The Montreal Canadiens went on a completely unexpected race for the Stanley Cup this year. Since their first win against the Toronto Maple Leafs in round one, they’ve been compared to the team of ’93, the last time the Habs hoisted the cup.
Both Canadiens’ teams had outstanding goaltending. They also both had deep lineups and a little bit of luck. The teams started the season strongly only to both finish fourth heading into the post-season. Both came back from a two-game deficit in the first round and swept the second. Even Patrick Roy’s famous wink was paid homage to by a “clin d’oeil” from Carey Price. The stars seemed to be aligning.
I have been a long-time hockey fan and a bigger goalie fan for as long as I can remember but there’s a special place in my heart for Price and the Montreal Canadiens. When the Habs went to face the Tampa Bay Lightning in the finals, I travelled to the city to witness the crowds that were all over television. It looked normal for the first time in over a year.
“A full arena, incredible energy and another championship in Tampa. It feels like things are normal,” said Gary Bettman, commissioner of the NHL.
The crowds were smaller this past Monday, when the Canadiens faced the possibility of being swept. You could feel the tension in the streets. Mont-Royal, one of the main city arteries, was closed to vehicles. Everywhere you looked, people in Habs jerseys were walking from one outdoor TV to the next during breaks in the game. The bars were overflowing and people carried kitchen table chairs and blankets to sit in the middle of the street to get a glimpse of one of the screens.
But going into overtime with three minutes of penalty kill to start the period things weren’t looking promising. Even though, Montreal had boasted one of the best penalty-kills in the playoffs, Tampa had the best power play.

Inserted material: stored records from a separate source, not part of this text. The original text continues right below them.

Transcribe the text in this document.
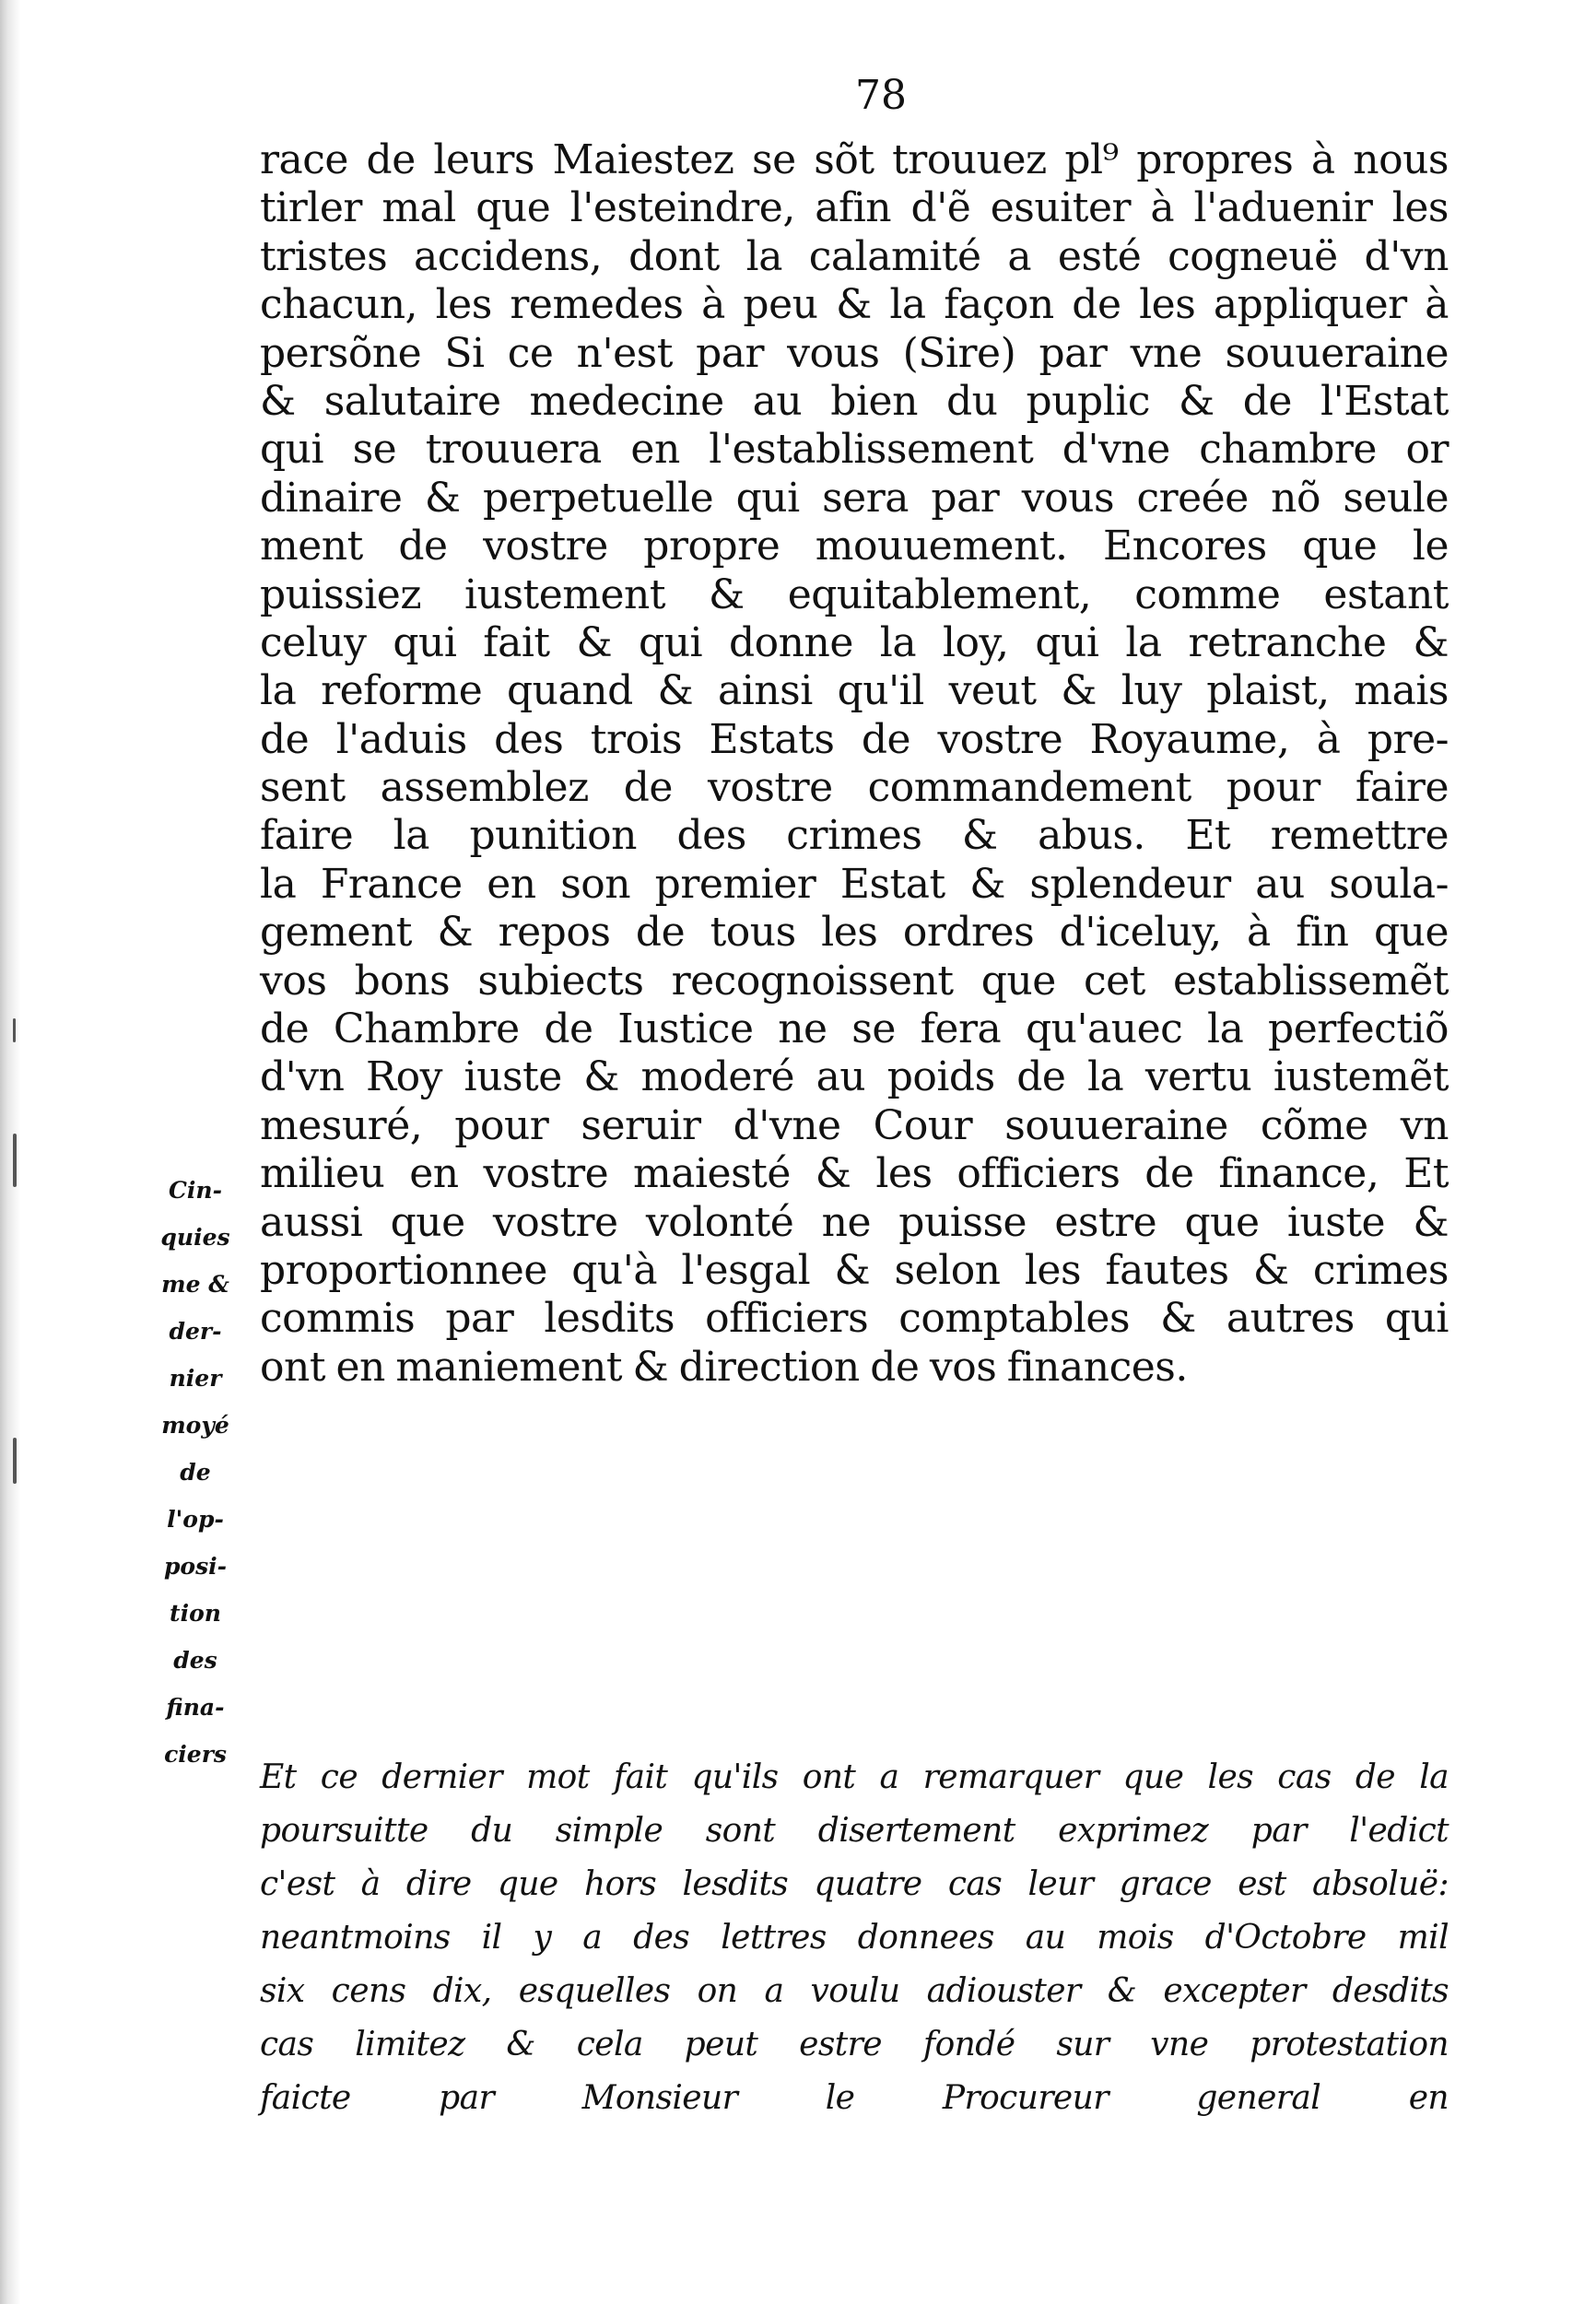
78
Cin-
quies
me &
der-
nier
moyé
de
l'op-
posi-
tion
des
fina-
ciers
race de leurs Maiestez se sõt trouuez pl⁹ propres à nous
tirler mal que l'esteindre, afin d'ẽ esuiter à l'aduenir les
tristes accidens, dont la calamité a esté cogneuë d'vn
chacun, les remedes à peu & la façon de les appliquer à
persõne Si ce n'est par vous (Sire) par vne souueraine
& salutaire medecine au bien du puplic & de l'Estat
qui se trouuera en l'establissement d'vne chambre or
dinaire & perpetuelle qui sera par vous creée nõ seule
ment de vostre propre mouuement. Encores que le
puissiez iustement & equitablement, comme estant
celuy qui fait & qui donne la loy, qui la retranche &
la reforme quand & ainsi qu'il veut & luy plaist, mais
de l'aduis des trois Estats de vostre Royaume, à pre-
sent assemblez de vostre commandement pour faire
faire la punition des crimes & abus. Et remettre
la France en son premier Estat & splendeur au soula-
gement & repos de tous les ordres d'iceluy, à fin que
vos bons subiects recognoissent que cet establissemẽt
de Chambre de Iustice ne se fera qu'auec la perfectiõ
d'vn Roy iuste & moderé au poids de la vertu iustemẽt
mesuré, pour seruir d'vne Cour souueraine cõme vn
milieu en vostre maiesté & les officiers de finance, Et
aussi que vostre volonté ne puisse estre que iuste &
proportionnee qu'à l'esgal & selon les fautes & crimes
commis par lesdits officiers comptables & autres qui
ont en maniement & direction de vos finances.
Et ce dernier mot fait qu'ils ont a remarquer que les cas de la
poursuitte du simple sont disertement exprimez par l'edict
c'est à dire que hors lesdits quatre cas leur grace est absoluë:
neantmoins il y a des lettres donnees au mois d'Octobre mil
six cens dix, esquelles on a voulu adiouster & excepter desdits
cas limitez & cela peut estre fondé sur vne protestation
faicte par Monsieur le Procureur general en
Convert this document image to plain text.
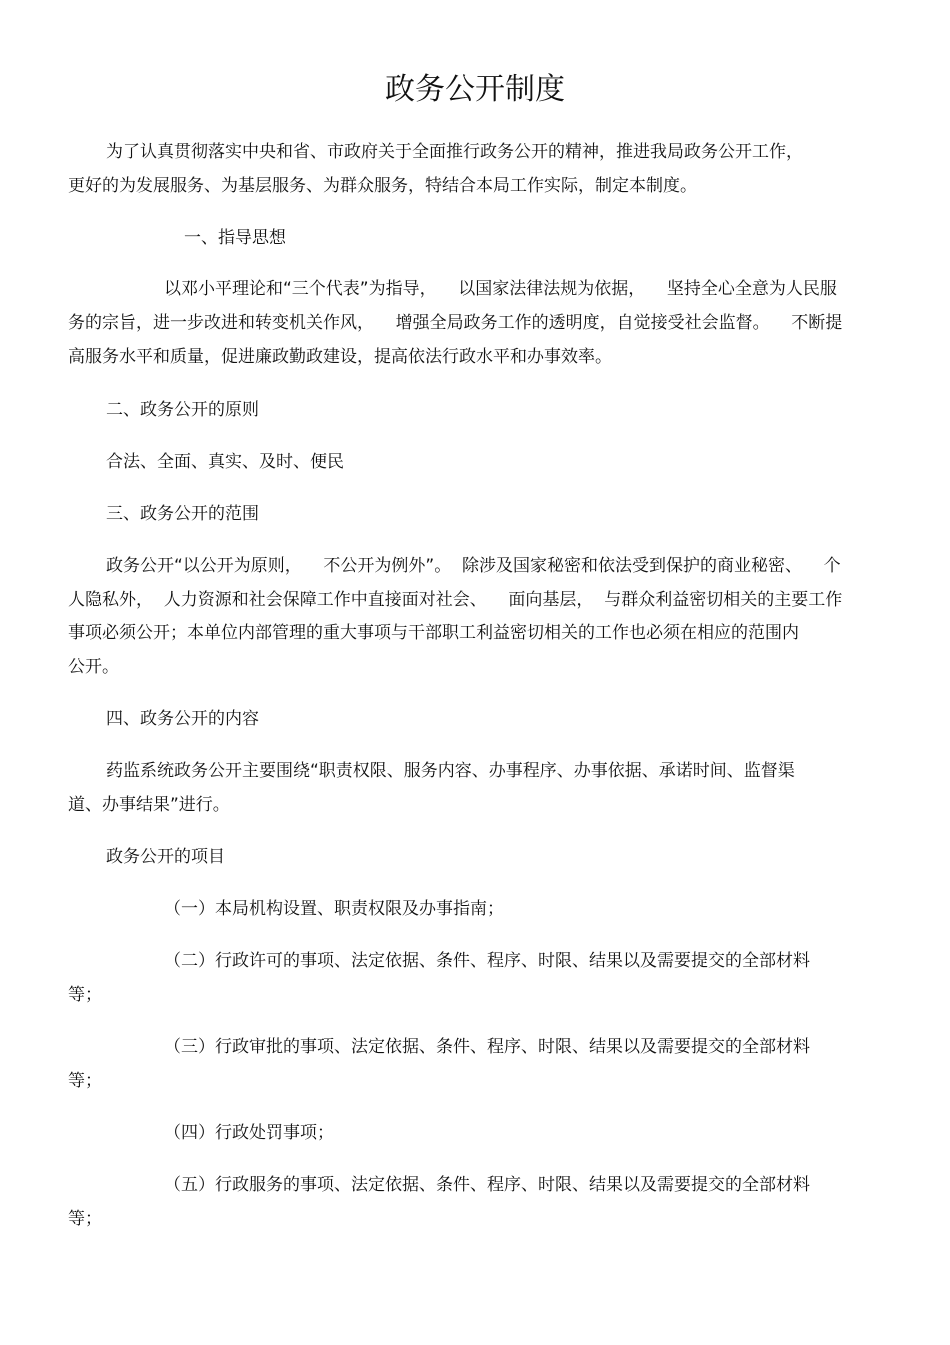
政务公开制度
为了认真贯彻落实中央和省、市政府关于全面推行政务公开的精神，推进我局政务公开工作，
更好的为发展服务、为基层服务、为群众服务，特结合本局工作实际，制定本制度。
一、指导思想
以邓小平理论和“三个代表”为指导，    以国家法律法规为依据，    坚持全心全意为人民服
务的宗旨，进一步改进和转变机关作风，    增强全局政务工作的透明度，自觉接受社会监督。    不断提
高服务水平和质量，促进廉政勤政建设，提高依法行政水平和办事效率。
二、政务公开的原则
合法、全面、真实、及时、便民
三、政务公开的范围
政务公开“以公开为原则，    不公开为例外”。  除涉及国家秘密和依法受到保护的商业秘密、    个
人隐私外，  人力资源和社会保障工作中直接面对社会、    面向基层，  与群众利益密切相关的主要工作
事项必须公开；本单位内部管理的重大事项与干部职工利益密切相关的工作也必须在相应的范围内
公开。
四、政务公开的内容
药监系统政务公开主要围绕“职责权限、服务内容、办事程序、办事依据、承诺时间、监督渠
道、办事结果”进行。
政务公开的项目
（一）本局机构设置、职责权限及办事指南；
（二）行政许可的事项、法定依据、条件、程序、时限、结果以及需要提交的全部材料
等；
（三）行政审批的事项、法定依据、条件、程序、时限、结果以及需要提交的全部材料
等；
（四）行政处罚事项；
（五）行政服务的事项、法定依据、条件、程序、时限、结果以及需要提交的全部材料
等；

Every time Price froze the puck in OT, the crowd would erupt in applause. Every shot the Lightning took on the power play had everyone on the edge of their seat. The Habs survived and soon after on a sprawling, sliding shot from forward Josh Anderson won the game in sudden death.
Everyone flocked again to outdoor TVs on Wednesday night with a bit more hope. Maybe the momentum would shift in favour of Montreal. The crowds were bigger, with people were traveling hours to stand closer to a potential moment in history.
It wasn’t to be.
Both teams often went on to win when scoring first so, when the Lightning put in the first goal in the second period, you could feel the weight settle on the crowd.
Still they chanted “Go Habs Go! Go Habs Go!” until the final whistle.
In the end, Tampa’s Conn Smythe trophy winning goalie, Andrei Vasilevskiy, held Montreal scoreless, stopping all 22 shots. And the Stanley Cup will stay in Florida for another year.
In post-game interviews, Price and team captain Shea Weber expressed their disappointment.
“It’s incredibly disappointing,” said Price. “But I’m only disappointed in the result.”
“I think a lot of us are at a loss for words right now,” Weber said. “To be honest, it’s tough. I think everybody knows that. You play for this reason. You get so close and you just can’t get enough.”
There were tears in the crowd when the final buzzer sounded.
And just as Steven Stamkos was about to lift the cup, the TVs were unplugged and the crowd dispersed. It was a bitter end to a historic run.
Brendan Gallagher, loved by Canadiens fans and feared by everyone else, said it was the grit that got them there.
“Every single guy gave everything they had every single night,” he said. “You look at our group and, obviously, there are a lot more talented teams and there’s a lot of teams that do a lot of things, but there’s no team that’s stronger as a group, and the resiliency that we showed, just a good team to be a part of.”
It has been a hard year enduring the pandemic. And while the walk home after the game was long, there was a feeling of awe. Smiles and nods passed from one jersey-wearing fan to the next as most came to realize that making it to the finals was an historic, uplifting journey at a time when it was needed most.